For parallel scoring of large document collections, also enable parallel:

mullama = { version = "0.3", features = ["late-interaction", "parallel"] }

Overview

Late interaction (also known as ColBERT-style retrieval) provides:

  • MultiVectorGenerator for per-token embedding generation
  • MultiVectorEmbedding representation with per-token vectors
  • MultiVectorConfig for embedding options
  • LateInteractionScorer with MaxSim scoring algorithm
  • Top-K retrieval and document ranking
  • Parallel scoring for large collections

What Is Late Interaction?

Traditional embedding models produce a single vector per document. Late interaction produces a vector per token, enabling more nuanced matching:

Single-Vector Retrieval:
  Query:    "machine learning" -> [0.2, 0.5, 0.1, ...]  (1 vector)
  Document: "deep learning AI" -> [0.3, 0.4, 0.2, ...]  (1 vector)
  Score:    cosine(query_vec, doc_vec) = 0.85

Late Interaction (Multi-Vector):
  Query:    "machine"  -> [0.2, 0.5, 0.1, ...]
            "learning" -> [0.1, 0.8, 0.3, ...]     (N vectors)

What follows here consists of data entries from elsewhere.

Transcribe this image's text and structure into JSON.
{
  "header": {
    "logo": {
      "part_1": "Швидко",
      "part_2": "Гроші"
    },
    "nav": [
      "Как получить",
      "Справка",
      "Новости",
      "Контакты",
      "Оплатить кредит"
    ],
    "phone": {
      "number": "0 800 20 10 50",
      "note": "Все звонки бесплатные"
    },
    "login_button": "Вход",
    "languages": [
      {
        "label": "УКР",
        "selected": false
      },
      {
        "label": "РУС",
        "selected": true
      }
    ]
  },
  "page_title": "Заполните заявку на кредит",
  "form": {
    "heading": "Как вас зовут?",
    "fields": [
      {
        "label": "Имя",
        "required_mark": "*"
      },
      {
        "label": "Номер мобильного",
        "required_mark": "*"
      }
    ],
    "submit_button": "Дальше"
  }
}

  Document: "deep"     -> [0.1, 0.3, 0.2, ...]
            "learning" -> [0.1, 0.9, 0.3, ...]
            "AI"       -> [0.4, 0.2, 0.6, ...]     (M vectors)

  Score:    MaxSim = sum of max similarities per query token
          = max_sim("machine", doc_tokens) + max_sim("learning", doc_tokens)

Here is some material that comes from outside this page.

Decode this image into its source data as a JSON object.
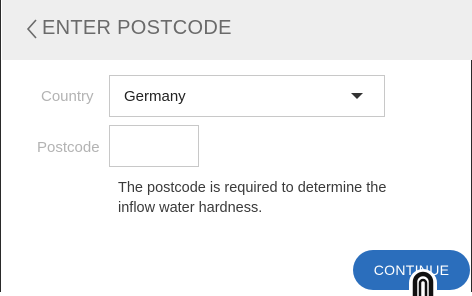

Comparison with Dense Embeddings

Approach Granularity Quality Speed Storage
Single-vector (dense) Document-level Good Fast Low
Late interaction Token-level Excellent Medium Higher
Cross-encoder Full attention Best Slow N/A

Late interaction offers a strong quality-speed tradeoff: much better retrieval quality than single-vector approaches, with much faster scoring than cross-encoders.


MultiVectorGenerator

Generate per-token embeddings from text inputs.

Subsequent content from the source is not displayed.